Aku mulai hilang kendali karena rasa marah ini mulai menguasai diriku. Sejenak aku terpukau pada diriku sendiri, untuk pertama kalinya aku berani mengeluarkan semua beban yang aku jalani selama ini. Aku melihat Danu yang tersenyum kecil lalu menatap langit senja yang sangat indah diatas kami. "Kau benar, untuk orang sepertiku aku memang tidak tau rasanya seperti apa, mungkin orang sepertiku hanya akan mengasihani dan berasumsi sesuai dengan pemikiran kita tanpa memikirkan yang lain."

Danu menjeda sedikit perkataanya lalu tersenyum menatapku. "Tapi, Aku Danu Satyananda akan memberitaumu satu jawaban yang akan mengubah semua pemikiranmu. Kamu Punya Dirimu." Jantungku rasanya berhenti berdetak selama sesaat kala mendengar jawaban Danu. Bukan, bukan karena aku terpesona akan wajah tampanya, tapi perkataanya. "Kamu tak perlu orang lain untuk kamu jadikan landasan jika kamu merasa mereka mulai meninggalkanmu, kamu tak perlu orang lain untuk kamu jadikan tempat berpulang jika kamu sendirian. Tapi asal kamu tau Pia, di dunia ini tidak ada kata sendiri. Kamu harus ingat, ada Dirimu sendiri yang bisa kamu jadikan sebagai landasan itu. Kamu dan dirimu."

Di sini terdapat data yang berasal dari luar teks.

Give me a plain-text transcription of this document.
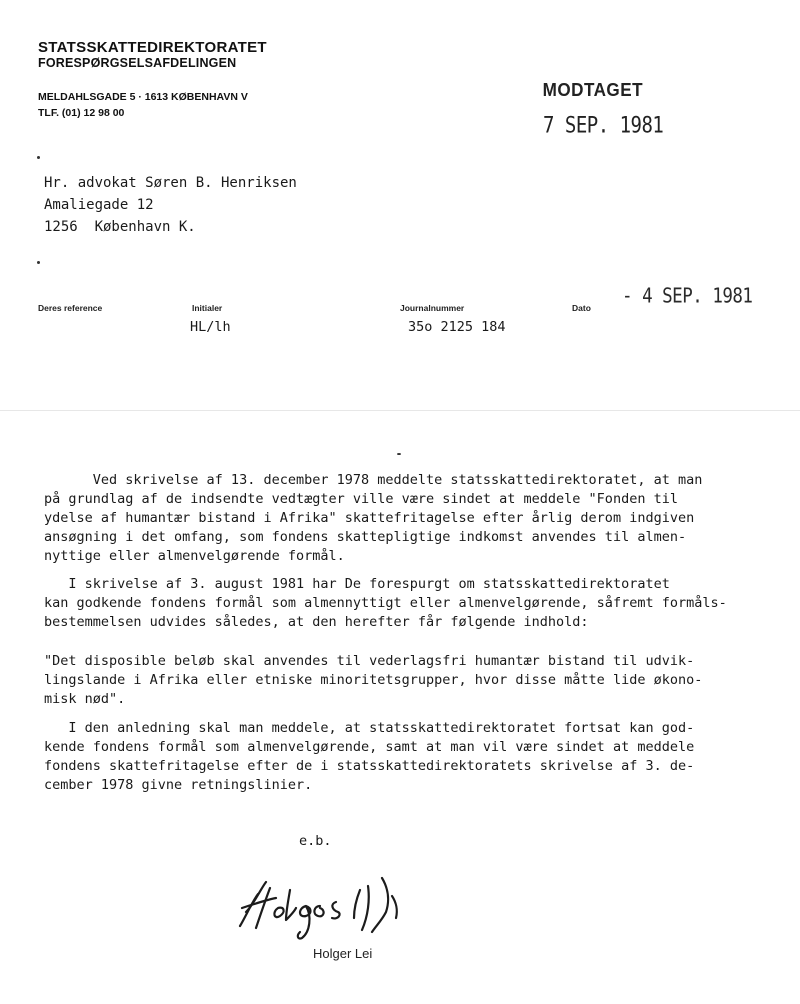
STATSSKATTEDIREKTORATET
FORESPØRGSELSAFDELINGEN
MELDAHLSGADE 5 · 1613 KØBENHAVN V
TLF. (01) 12 98 00
MODTAGET
7 SEP. 1981
Hr. advokat Søren B. Henriksen
Amaliegade 12
1256  København K.
Deres reference	Initialer
HL/lh
Journalnummer
35o 2125 184
Dato - 4 SEP. 1981

Ved skrivelse af 13. december 1978 meddelte statsskattedirektoratet, at man
på grundlag af de indsendte vedtægter ville være sindet at meddele "Fonden til
ydelse af humantær bistand i Afrika" skattefritagelse efter årlig derom indgiven
ansøgning i det omfang, som fondens skattepligtige indkomst anvendes til almen-
nyttige eller almenvelgørende formål.

I skrivelse af 3. august 1981 har De forespurgt om statsskattedirektoratet
kan godkende fondens formål som almennyttigt eller almenvelgørende, såfremt formåls-
bestemmelsen udvides således, at den herefter får følgende indhold:

"Det disposible beløb skal anvendes til vederlagsfri humantær bistand til udvik-
lingslande i Afrika eller etniske minoritetsgrupper, hvor disse måtte lide økono-
misk nød".

I den anledning skal man meddele, at statsskattedirektoratet fortsat kan god-
kende fondens formål som almenvelgørende, samt at man vil være sindet at meddele
fondens skattefritagelse efter de i statsskattedirektoratets skrivelse af 3. de-
cember 1978 givne retningslinier.

e.b.
Holger Lei
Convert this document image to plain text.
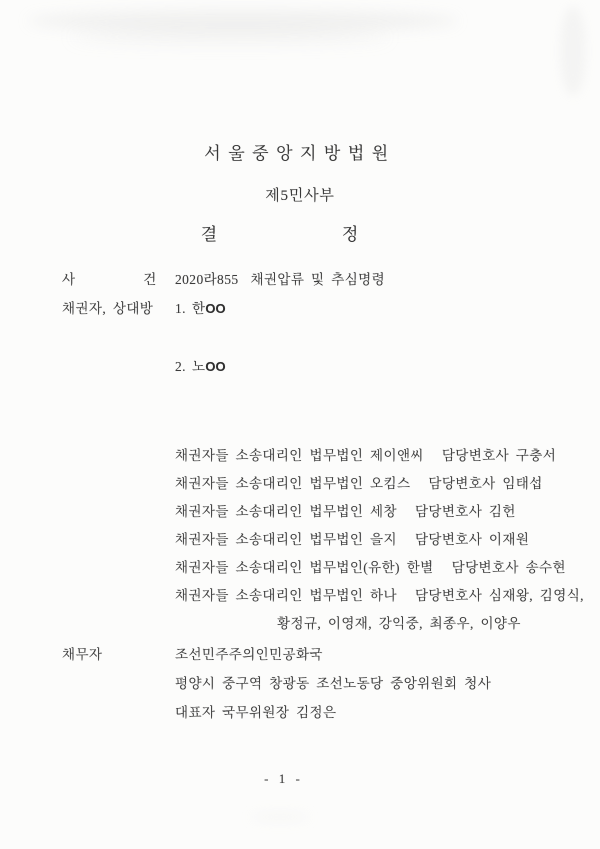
서울중앙지방법원
제5민사부
결               정
사          건 2020라855 채권압류 및 추심명령
채권자, 상대방 1. 한OO
2. 노OO
채권자들 소송대리인 법무법인 제이앤씨 담당변호사 구충서
채권자들 소송대리인 법무법인 오킴스 담당변호사 임태섭
채권자들 소송대리인 법무법인 세창 담당변호사 김헌
채권자들 소송대리인 법무법인 을지 담당변호사 이재원
채권자들 소송대리인 법무법인(유한) 한별 담당변호사 송수현
채권자들 소송대리인 법무법인 하나 담당변호사 심재왕, 김영식,
황정규, 이영재, 강익중, 최종우, 이양우
채무자	조선민주주의인민공화국
평양시 중구역 창광동 조선노동당 중앙위원회 청사
대표자 국무위원장 김정은
- 1 -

Air mataku tak dapat aku tahan kali ini, untuk pertama kalinya aku menangis di depan orang asing selalin keluargaku. Danu hanya memperhatikanku tanpa berbuat apa-apa. Setelah aku merasa lebih baik, aku membersihkan sisa air mata dari wajahku dan mulai menatap Danu yang masih setia menemaniku disini. "Terimakasih."
Danu tersenyum dan mengangguk.

"Sama-sama. Jadi, apa boleh aku menjadi temanmu?"

Aku menatap tangan Danu yang terulur dan segera menjabatnya.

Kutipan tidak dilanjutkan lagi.